Auch die Berliner Wirtschaft hat die Koalition im Blick. Wir unterstützen insbesondere kleinere und mittlere Unternehmen bei der digitalen Transformation. Die Digitalagentur wird dazu extra um das Themenfeld IT-Sicherheit ausgebaut. Das ist für kleine und mittlere Unternehmen eine ganz wichtige Aufgabe, weil sich nicht jede kleine Firma IT-Spezialkräfte leisten kann.
Zur Wahrheit gehört auch, dass wir in den nächsten Jahren vor allem ein Problem haben, und das sind ITFachkräfte. Vielleicht haben Sie dazu ergänzende Ideen und Vorschläge für die Debatte im Ausschuss. In Ihrem Antrag konnte ich da leider nichts finden. Insofern leistet er an dieser Stelle auch keinen Beitrag zur IT-Sicherheit.
Spannend finden wir auch den Vorschlag der Etablierung eines Cyberhilfswerks und die Stärkung von zivilem Engagement, wie es beispielsweise die AG KRITIS vorgeschlagen hat. Auch das steht nicht in Ihrem Antrag, aber vielleicht könnte man darüber aus Anlass des Antrags im Ausschuss reden. Hier wäre Berlin mit seinen Wissenschafts- und Forschungseinrichtungen sicherlich ein guter Standort. Sachsen-Anhalt scheint da bereits erste Schritte gemacht zu haben, vielleicht kann Berlin da ja mitmachen. Insofern freue ich mich auf die Debatte im Ausschuss. Vielleicht können wir ja den Antrag so qualifizieren, dass er einen Beitrag zu mehr IT-Sicherheit leistet. – Vielen Dank!
Frau Präsidentin! Meine Damen und Herren! Liebe CDU! Lieber Herr Förster! Bei aller Wertschätzung, das Beste an diesem Antrag, das ist ja schon angeklungen, sind die Überschrift und das Thema. Das Thema IT-Sicherheit ist
ein wichtiges, denn das ITDZ hat im Jahr 2020 an jedem Tag 1,7 Millionen Angriffe auf die Berliner ITInfrastruktur festgestellt.
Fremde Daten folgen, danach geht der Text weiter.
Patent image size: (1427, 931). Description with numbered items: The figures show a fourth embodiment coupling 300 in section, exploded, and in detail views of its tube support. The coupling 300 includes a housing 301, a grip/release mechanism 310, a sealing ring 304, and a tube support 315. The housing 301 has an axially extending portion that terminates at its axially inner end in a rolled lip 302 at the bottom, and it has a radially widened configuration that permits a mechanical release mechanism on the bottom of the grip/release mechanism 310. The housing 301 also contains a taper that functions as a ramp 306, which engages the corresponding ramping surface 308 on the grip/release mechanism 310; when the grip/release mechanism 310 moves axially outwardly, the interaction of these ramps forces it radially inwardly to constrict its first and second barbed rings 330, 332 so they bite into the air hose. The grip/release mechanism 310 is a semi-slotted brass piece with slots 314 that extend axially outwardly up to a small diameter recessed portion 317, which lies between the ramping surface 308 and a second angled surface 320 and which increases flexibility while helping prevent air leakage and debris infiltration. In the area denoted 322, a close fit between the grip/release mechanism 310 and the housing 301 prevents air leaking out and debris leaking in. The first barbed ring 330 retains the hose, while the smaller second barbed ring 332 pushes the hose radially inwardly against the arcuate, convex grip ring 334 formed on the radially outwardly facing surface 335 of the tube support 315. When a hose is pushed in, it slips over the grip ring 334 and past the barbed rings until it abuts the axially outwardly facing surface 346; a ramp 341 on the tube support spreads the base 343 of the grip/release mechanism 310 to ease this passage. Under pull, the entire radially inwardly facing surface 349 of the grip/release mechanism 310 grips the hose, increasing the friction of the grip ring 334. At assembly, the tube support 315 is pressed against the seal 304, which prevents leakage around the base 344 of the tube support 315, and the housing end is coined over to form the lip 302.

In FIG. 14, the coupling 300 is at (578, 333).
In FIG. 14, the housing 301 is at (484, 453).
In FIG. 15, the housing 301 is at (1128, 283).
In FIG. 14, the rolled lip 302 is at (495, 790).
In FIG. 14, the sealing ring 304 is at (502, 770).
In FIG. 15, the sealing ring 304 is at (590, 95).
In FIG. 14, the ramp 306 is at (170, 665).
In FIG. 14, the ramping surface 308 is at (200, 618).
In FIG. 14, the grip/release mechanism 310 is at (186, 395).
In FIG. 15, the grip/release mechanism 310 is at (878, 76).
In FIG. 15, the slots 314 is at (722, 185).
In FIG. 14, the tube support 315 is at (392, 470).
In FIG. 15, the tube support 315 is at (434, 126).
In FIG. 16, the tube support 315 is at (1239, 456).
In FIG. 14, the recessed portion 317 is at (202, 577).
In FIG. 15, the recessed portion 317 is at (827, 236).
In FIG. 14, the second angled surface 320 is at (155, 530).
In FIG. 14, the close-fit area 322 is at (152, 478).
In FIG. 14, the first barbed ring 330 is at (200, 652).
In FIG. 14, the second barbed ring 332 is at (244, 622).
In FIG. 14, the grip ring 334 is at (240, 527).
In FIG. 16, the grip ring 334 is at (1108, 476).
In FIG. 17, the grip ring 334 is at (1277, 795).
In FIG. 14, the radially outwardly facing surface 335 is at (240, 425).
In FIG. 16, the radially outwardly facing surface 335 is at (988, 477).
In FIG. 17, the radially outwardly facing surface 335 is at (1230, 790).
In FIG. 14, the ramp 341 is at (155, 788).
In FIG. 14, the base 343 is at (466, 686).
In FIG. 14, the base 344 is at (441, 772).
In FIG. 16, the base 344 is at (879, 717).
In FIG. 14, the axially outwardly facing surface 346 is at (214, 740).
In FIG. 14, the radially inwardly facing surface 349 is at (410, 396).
Woher weiß man das? – Man weiß das aus dem IT-Sicherheitsbericht vom 10. Januar 2022, Drucksache 19/0124, wo explizit auf die vorhandenen Anstrengungen des Berliner Senats zur IT-Sicherheit eingegangen wird. Der IT-Sicherheitsbericht ist seit 2015 von diesem Haus beschlossen und enthält spannende Informationen. Diese Informationen wären sicherlich auch bei der Frage dienlich gewesen, wie man einen solchen Antrag formuliert und von welcher Grundlage man ausgeht, um entsprechende Forderungen an den Berliner Senat zu formulieren.
Die formellen Schwierigkeiten, dass sich die Begründung nicht im Antragstext wiederfindet, hat Herr Lehmann ja schon aufgezeigt. Es sind noch andere Schwächen vorhanden, aber das können wir zum Anlass nehmen, um das zu thematisierten, was tatsächlich getan werden muss.
Sicherheitscontrolling im Land Berlin, im Wege eines Ampelcontrollings. Auf Anfrage der FDP aus der letzten Plenarsitzung hatte das Frau Senatorin auch schon ausgeführt. Dieses Ampelcontrolling gibt es in Rot, Gelb oder Grün, je nachdem wie die Gefährdung so aussieht. Allerdings, Herr Lehmann, das muss ich auch der SPD ins Stammbuch schreiben, ist es keineswegs so, dass deshalb, weil man ein Ampelcontrolling hat, auch alles im grünen Bereich ist – keineswegs. Ich darf mal aus der Zusammenfassung des IT-Sicherheitsberichts zitieren. Dort heißt es, dass
die Werte überwiegend weiter im roten Bereich zu finden sind. (…) Besonders große Defizite sind bei den finanziellen und personellen Ressourcen zu verzeichnen, sowie im Notfallmanagement. Dies zeigt die Auswertung der Zulieferung der Behörden, wonach 87,23 Prozent der Behörden nicht genügend finanzielle und personelle Ressourcen besitzen.